Emery/Weiner Celebrates Completion Of New Upper School Building
To commemorate the completion of Emery/Weiner’s new Upper School building, students hung a mezuzah in each doorway of the building. Literally meaning “doorpost” in Hebrew, the practice of hanging mezuzot derives from a passage in the Torah: “And you shall write [the words that I command you today] on the doorposts of your house and on your gates” (Deuteronomy 6:9, 11:19). To create the mezuzah, this passage is written on a tiny scroll and placed inside a case, with God’s name written on the back of the scroll. The Hebrew letter Shin, the first letter of God’s name, is typically inscribed on the outside of the case, which is then affixed to a doorpost.

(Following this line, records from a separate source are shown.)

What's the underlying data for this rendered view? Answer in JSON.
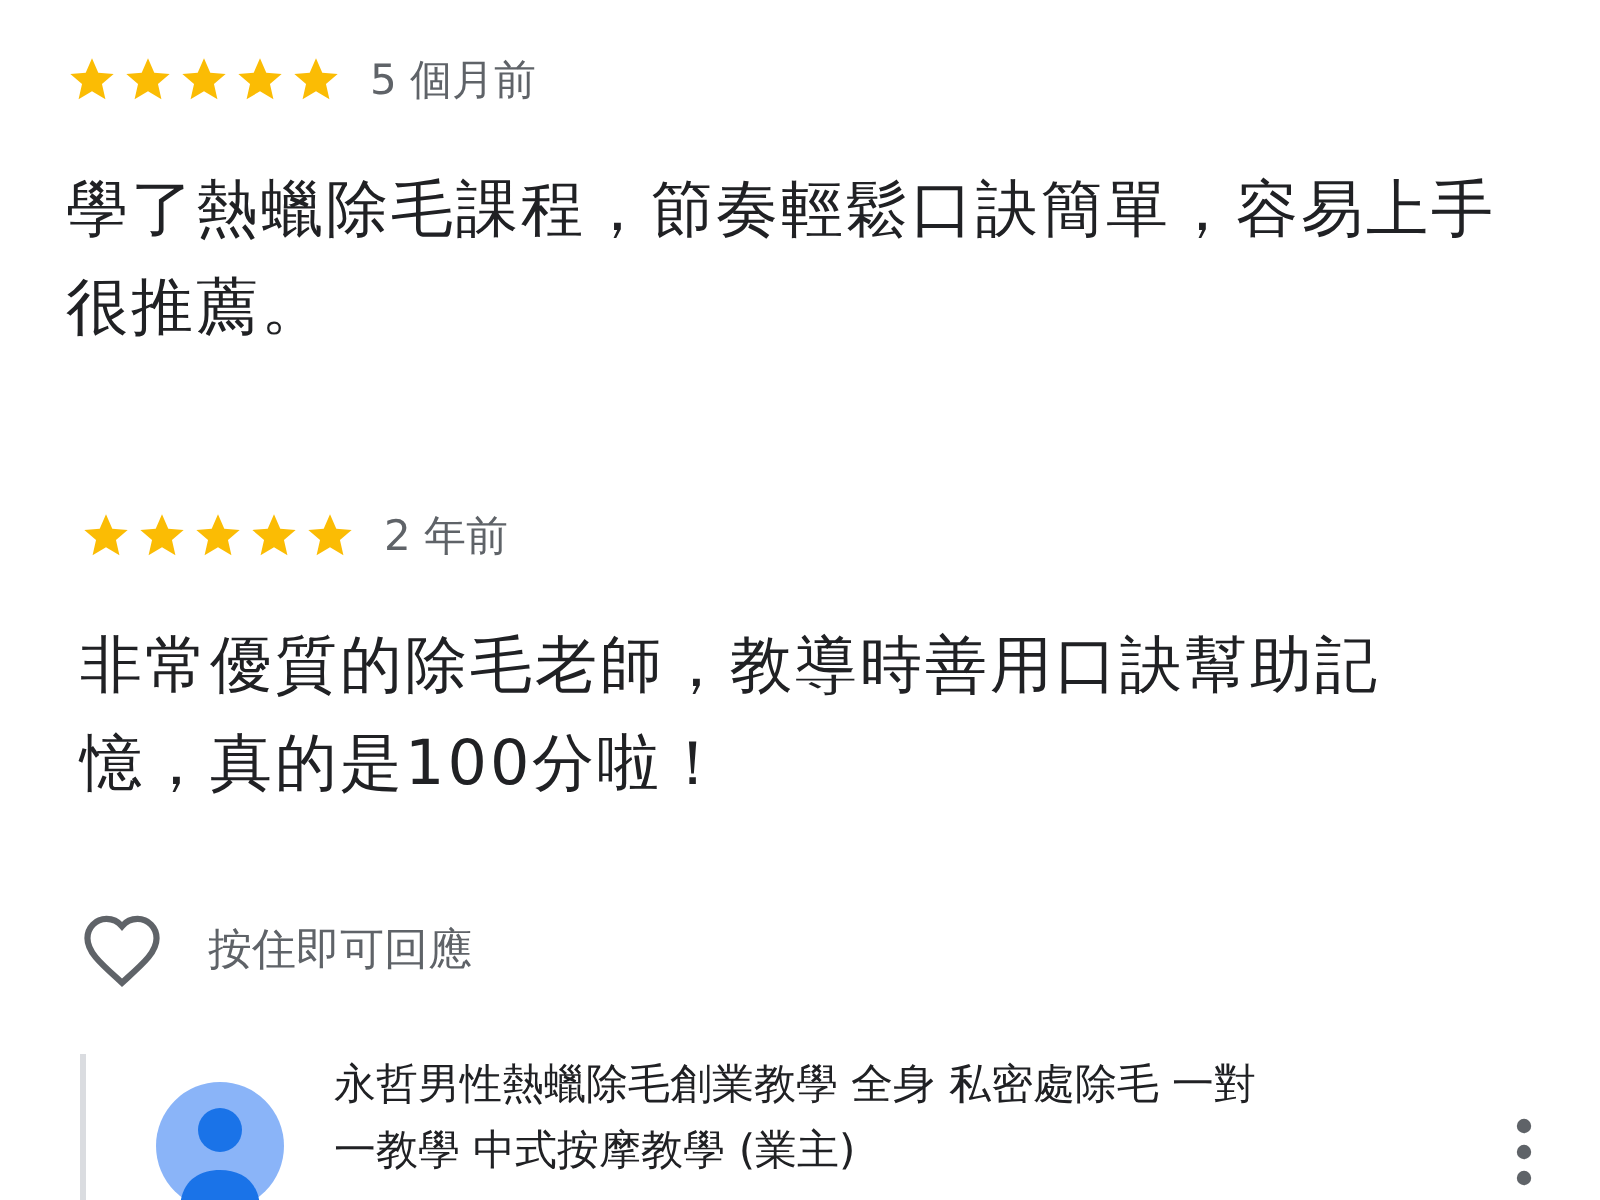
{
  "reviews": [
    {
      "stars": 5,
      "time": "5 個月前",
      "text": "學了熱蠟除毛課程，節奏輕鬆口訣簡單，容易上手很推薦。"
    },
    {
      "stars": 5,
      "time": "2 年前",
      "text": "非常優質的除毛老師，教導時善用口訣幫助記憶，真的是100分啦！"
    }
  ],
  "like": {
    "label": "按住即可回應",
    "liked": false
  },
  "owner_reply": {
    "name": "永哲男性熱蠟除毛創業教學 全身 私密處除毛 一對一教學 中式按摩教學 (業主)"
  }
}
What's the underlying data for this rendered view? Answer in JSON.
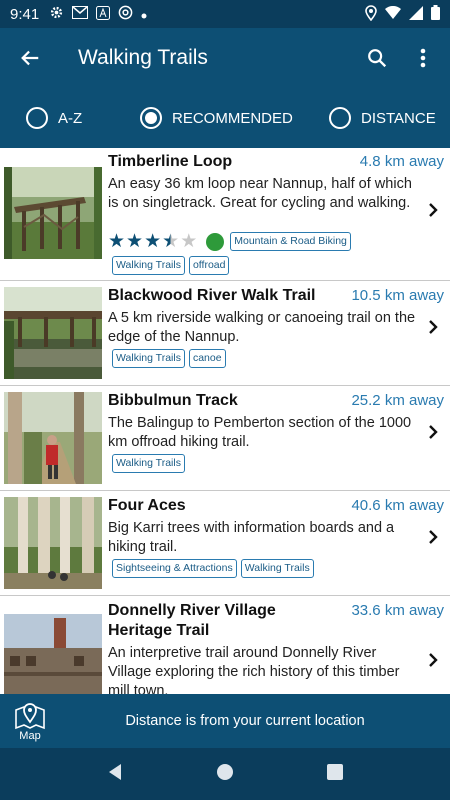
{
  "status_bar": {
    "time": "9:41"
  },
  "app_bar": {
    "title": "Walking Trails"
  },
  "sort": {
    "options": [
      {
        "label": "A-Z",
        "selected": false
      },
      {
        "label": "RECOMMENDED",
        "selected": true
      },
      {
        "label": "DISTANCE",
        "selected": false
      }
    ]
  },
  "trails": [
    {
      "name": "Timberline Loop",
      "distance": "4.8 km away",
      "description": "An easy 36 km loop near Nannup, half of which is on singletrack. Great for cycling and walking.",
      "rating": 3.5,
      "rating_max": 5,
      "tags": [
        "Mountain & Road Biking",
        "Walking Trails",
        "offroad"
      ]
    },
    {
      "name": "Blackwood River Walk Trail",
      "distance": "10.5 km away",
      "description": "A 5 km riverside walking or canoeing trail on the edge of the Nannup.",
      "tags": [
        "Walking Trails",
        "canoe"
      ]
    },
    {
      "name": "Bibbulmun Track",
      "distance": "25.2 km away",
      "description": "The Balingup to Pemberton section of the 1000 km offroad hiking trail.",
      "tags": [
        "Walking Trails"
      ]
    },
    {
      "name": "Four Aces",
      "distance": "40.6 km away",
      "description": "Big Karri trees with information boards and a hiking trail.",
      "tags": [
        "Sightseeing & Attractions",
        "Walking Trails"
      ]
    },
    {
      "name": "Donnelly River Village Heritage Trail",
      "distance": "33.6 km away",
      "description": "An interpretive trail around Donnelly River Village exploring the rich history of this timber mill town."
    }
  ],
  "bottom_bar": {
    "map_label": "Map",
    "note": "Distance is from your current location"
  },
  "colors": {
    "primary": "#0d4f74",
    "status": "#0b3d5c",
    "accent": "#2a7bb0",
    "star": "#0d4f74",
    "green_badge": "#2e9a3a"
  }
}
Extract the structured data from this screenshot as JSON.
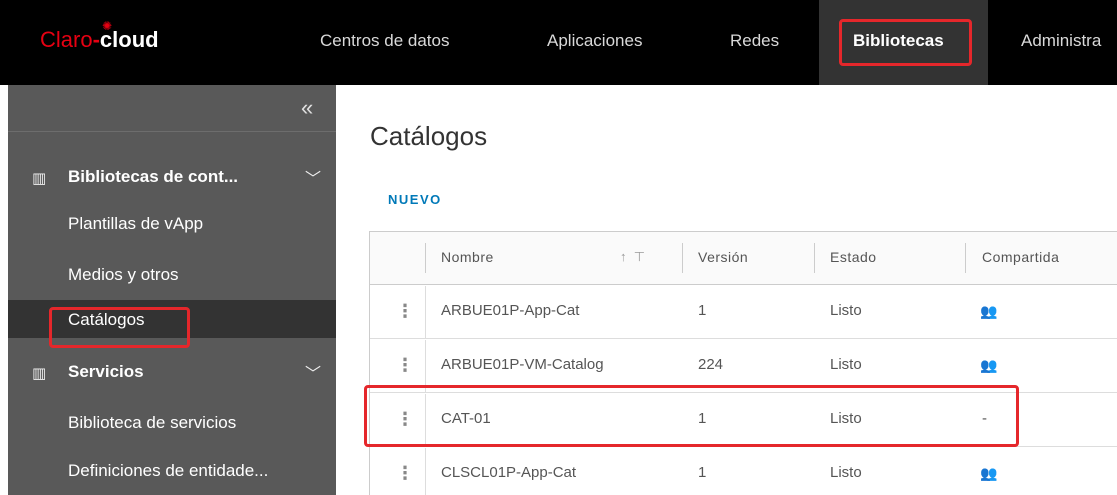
{
  "brand": {
    "claro": "Claro",
    "dash": "-",
    "cloud": "cloud"
  },
  "nav": {
    "items": [
      "Centros de datos",
      "Aplicaciones",
      "Redes",
      "Bibliotecas",
      "Administra"
    ],
    "active": "Bibliotecas"
  },
  "sidebar": {
    "collapse_glyph": "«",
    "groups": [
      {
        "label": "Bibliotecas de cont...",
        "items": [
          "Plantillas de vApp",
          "Medios y otros",
          "Catálogos"
        ]
      },
      {
        "label": "Servicios",
        "items": [
          "Biblioteca de servicios",
          "Definiciones de entidade..."
        ]
      }
    ],
    "active_item": "Catálogos"
  },
  "main": {
    "title": "Catálogos",
    "new_button": "NUEVO",
    "columns": [
      "Nombre",
      "Versión",
      "Estado",
      "Compartida"
    ],
    "rows": [
      {
        "name": "ARBUE01P-App-Cat",
        "version": "1",
        "status": "Listo",
        "shared": "shared-users-icon"
      },
      {
        "name": "ARBUE01P-VM-Catalog",
        "version": "224",
        "status": "Listo",
        "shared": "shared-users-icon"
      },
      {
        "name": "CAT-01",
        "version": "1",
        "status": "Listo",
        "shared": "-"
      },
      {
        "name": "CLSCL01P-App-Cat",
        "version": "1",
        "status": "Listo",
        "shared": "shared-users-icon"
      }
    ]
  },
  "colors": {
    "accent": "#0079b8",
    "highlight": "#e5272b",
    "brand_red": "#e60012",
    "sidebar": "#595959"
  }
}
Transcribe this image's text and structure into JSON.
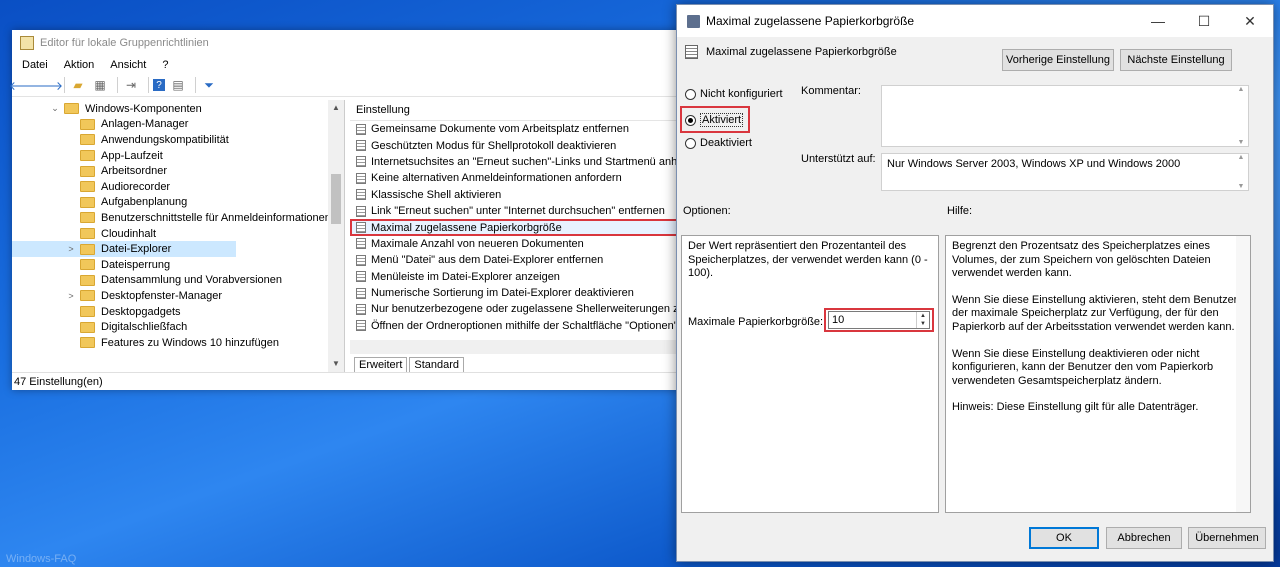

Rabbi Maccabee Avishur, Director of The Emery/Weiner School’s Judaic Studies Department, first led the student body in a discussion about the history, use, and proper hanging of the mezuzah. Rabbi Judith Abrams also contributed to the discussion. Rabbi Abrams’s family donated a mezuzah for each doorway in Emery/Weiner’s Upper School. To hang the mezuzot, Emery/Weiner students were divided up into small groups by advisory. A mezuzah was affixed to the right side of each doorway in the building as students recited a prayer during the small ceremony to commemorate the occasion. Mezuzot are placed at an angle because historically, rabbis could not decide whether they should be placed vertically or horizontally: the resulting angle was a compromise.